Sunday, July 11, 2010

2007: IPCC lead author admits that pre-2007, AGW was just "arm-waving with models"

Question: If the science was so settled, why was the debate within the IPCC so "fierce" and "contentious"?

April '07: Bleakest report ever on global warming - SETH BORENSTEIN -
Yet that grim and still preventable future is a toned-down prediction, a compromise brokered in a fierce, around-the-clock debate among scientists and bureaucrats.
That edict made for a deadline-busting contentious final [IPCC] editing session that was closed to the public. However, The Associated Press witnessed the hectic final 3 1/2 hours of objections and conflict.

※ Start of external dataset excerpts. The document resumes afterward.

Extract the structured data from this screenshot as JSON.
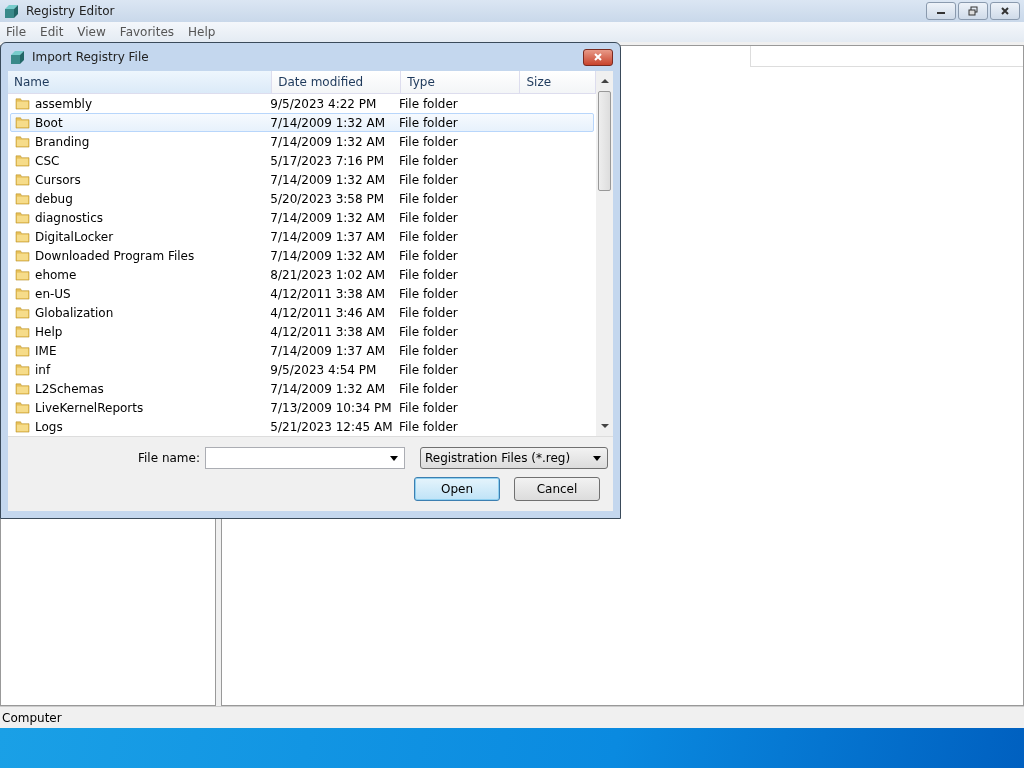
{
  "window": {
    "title": "Registry Editor",
    "menu": [
      "File",
      "Edit",
      "View",
      "Favorites",
      "Help"
    ]
  },
  "status_bar": "Computer",
  "dialog": {
    "title": "Import Registry File",
    "columns": [
      "Name",
      "Date modified",
      "Type",
      "Size"
    ],
    "rows": [
      {
        "name": "assembly",
        "date": "9/5/2023 4:22 PM",
        "type": "File folder",
        "selected": false
      },
      {
        "name": "Boot",
        "date": "7/14/2009 1:32 AM",
        "type": "File folder",
        "selected": true
      },
      {
        "name": "Branding",
        "date": "7/14/2009 1:32 AM",
        "type": "File folder",
        "selected": false
      },
      {
        "name": "CSC",
        "date": "5/17/2023 7:16 PM",
        "type": "File folder",
        "selected": false
      },
      {
        "name": "Cursors",
        "date": "7/14/2009 1:32 AM",
        "type": "File folder",
        "selected": false
      },
      {
        "name": "debug",
        "date": "5/20/2023 3:58 PM",
        "type": "File folder",
        "selected": false
      },
      {
        "name": "diagnostics",
        "date": "7/14/2009 1:32 AM",
        "type": "File folder",
        "selected": false
      },
      {
        "name": "DigitalLocker",
        "date": "7/14/2009 1:37 AM",
        "type": "File folder",
        "selected": false
      },
      {
        "name": "Downloaded Program Files",
        "date": "7/14/2009 1:32 AM",
        "type": "File folder",
        "selected": false
      },
      {
        "name": "ehome",
        "date": "8/21/2023 1:02 AM",
        "type": "File folder",
        "selected": false
      },
      {
        "name": "en-US",
        "date": "4/12/2011 3:38 AM",
        "type": "File folder",
        "selected": false
      },
      {
        "name": "Globalization",
        "date": "4/12/2011 3:46 AM",
        "type": "File folder",
        "selected": false
      },
      {
        "name": "Help",
        "date": "4/12/2011 3:38 AM",
        "type": "File folder",
        "selected": false
      },
      {
        "name": "IME",
        "date": "7/14/2009 1:37 AM",
        "type": "File folder",
        "selected": false
      },
      {
        "name": "inf",
        "date": "9/5/2023 4:54 PM",
        "type": "File folder",
        "selected": false
      },
      {
        "name": "L2Schemas",
        "date": "7/14/2009 1:32 AM",
        "type": "File folder",
        "selected": false
      },
      {
        "name": "LiveKernelReports",
        "date": "7/13/2009 10:34 PM",
        "type": "File folder",
        "selected": false
      },
      {
        "name": "Logs",
        "date": "5/21/2023 12:45 AM",
        "type": "File folder",
        "selected": false
      }
    ],
    "file_name_label": "File name:",
    "file_type": "Registration Files (*.reg)",
    "buttons": [
      "Open",
      "Cancel"
    ]
  }
}
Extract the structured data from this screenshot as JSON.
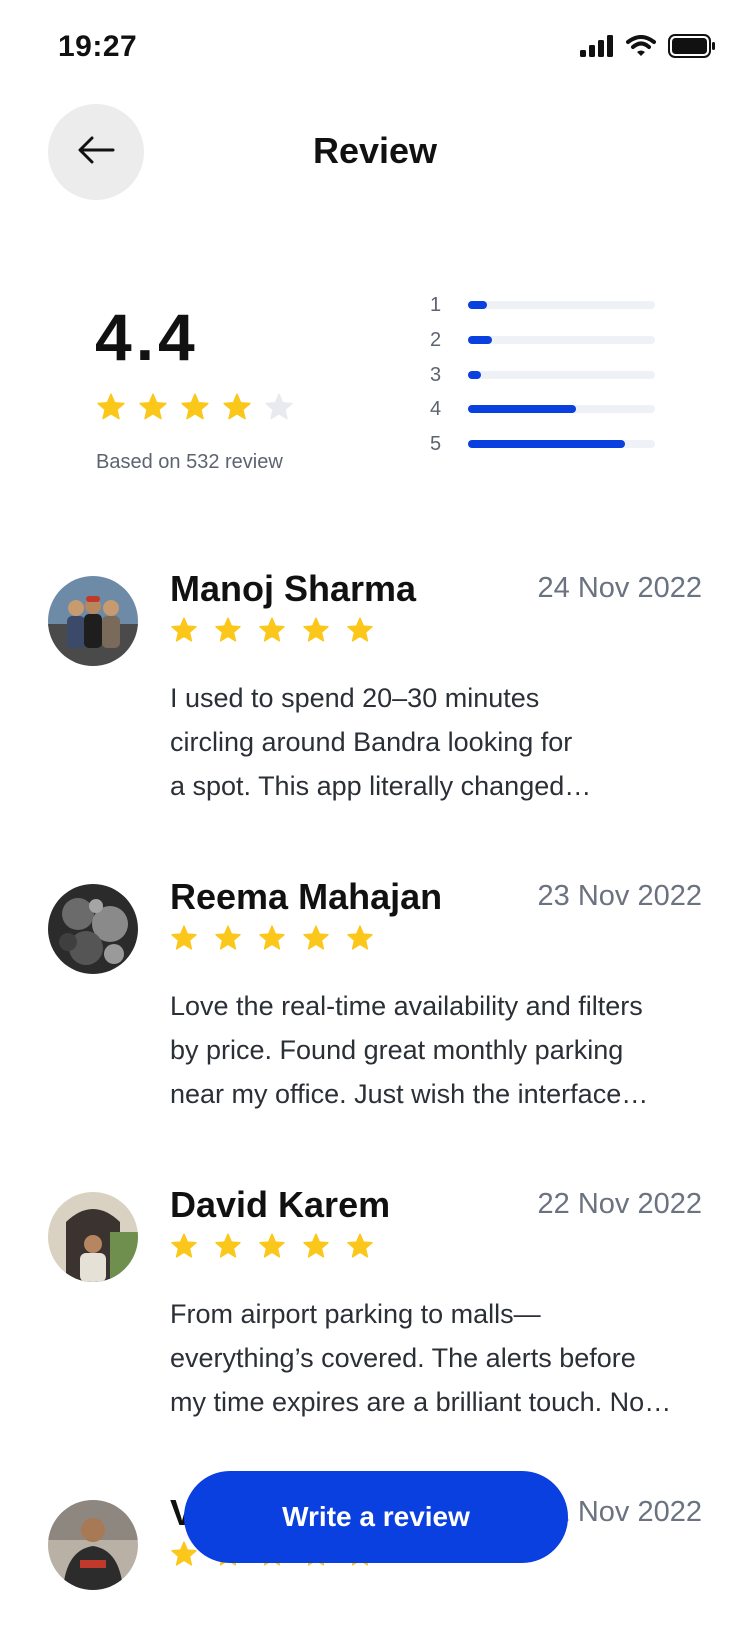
{
  "status_bar": {
    "time": "19:27"
  },
  "header": {
    "title": "Review"
  },
  "summary": {
    "rating": "4.4",
    "stars_filled": 4,
    "stars_total": 5,
    "caption": "Based on 532 review",
    "distribution": [
      {
        "label": "1",
        "fraction": 0.1
      },
      {
        "label": "2",
        "fraction": 0.13
      },
      {
        "label": "3",
        "fraction": 0.07
      },
      {
        "label": "4",
        "fraction": 0.58
      },
      {
        "label": "5",
        "fraction": 0.84
      }
    ]
  },
  "reviews": [
    {
      "name": "Manoj Sharma",
      "date": "24 Nov 2022",
      "rating": 5,
      "text": "I used to spend 20–30 minutes\ncircling around Bandra looking for\na spot. This app literally changed…"
    },
    {
      "name": "Reema Mahajan",
      "date": "23 Nov 2022",
      "rating": 5,
      "text": "Love the real-time availability and filters\nby price. Found great monthly parking\nnear my office. Just wish the interface…"
    },
    {
      "name": "David Karem",
      "date": "22 Nov 2022",
      "rating": 5,
      "text": "From airport parking to malls—\neverything’s covered. The alerts before\nmy time expires are a brilliant touch. No…"
    },
    {
      "name": "V",
      "date": "21 Nov 2022",
      "rating": 5,
      "text": ""
    }
  ],
  "cta": {
    "label": "Write a review"
  },
  "colors": {
    "accent": "#0a3fe0",
    "star": "#fbc71a",
    "star_empty": "#e7ebf0",
    "back_bg": "#ececec",
    "track": "#eef1f6"
  },
  "icons": {
    "back": "arrow-left-icon",
    "star": "star-icon",
    "signal": "signal-icon",
    "wifi": "wifi-icon",
    "battery": "battery-icon"
  }
}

At one point, Chinese and Saudi Arabian delegates tried to reduce the scientific confidence level about already noticeable effects of global warming. They lower the confidence level from 90 per cent to 80 per cent. Scientists objected, and one lead author from the United States, NASA's Cynthia Rosenzweig, left the building after filing an official protest.

"There is a discernible human influence on these changes" that are already occurring through flooding, heat waves, hurricanes and threats to species, she said.

Under a U.S.-proposed compromise, the final report deleted any mention of the level of confidence about global warming's current effects. And that may have saved the day, according to some scientists who said the report had appeared doomed over that issue.
"This is a glimpse into an apocalyptic future," the Greenpeace environmental group said of the final report.
"Don't be poor in a hot country, don't live in hurricane alley, watch out about being on the coasts or in the Arctic, and it's a bad idea to be on high mountains with glaciers melting," said Schneider, the Stanford scientist who was one of the study authors.
Martin Parry, who conducted the tough closed-door negotiations, said that with 29,000 sets of data from every continent include Antarctica, the report firmly and finally established "a man-made climate signal coming through on plants, water and ice.

"For the first time, we are not just arm-waving with models," he said.
About Martin Parry
Martin Parry is a professor of climatology at the Imperial College London. He has been a lead author in all the IPCC's reports, and is a co-chair of the IPCC’s Working Group II on Impacts, Adaptation and Vulnerability.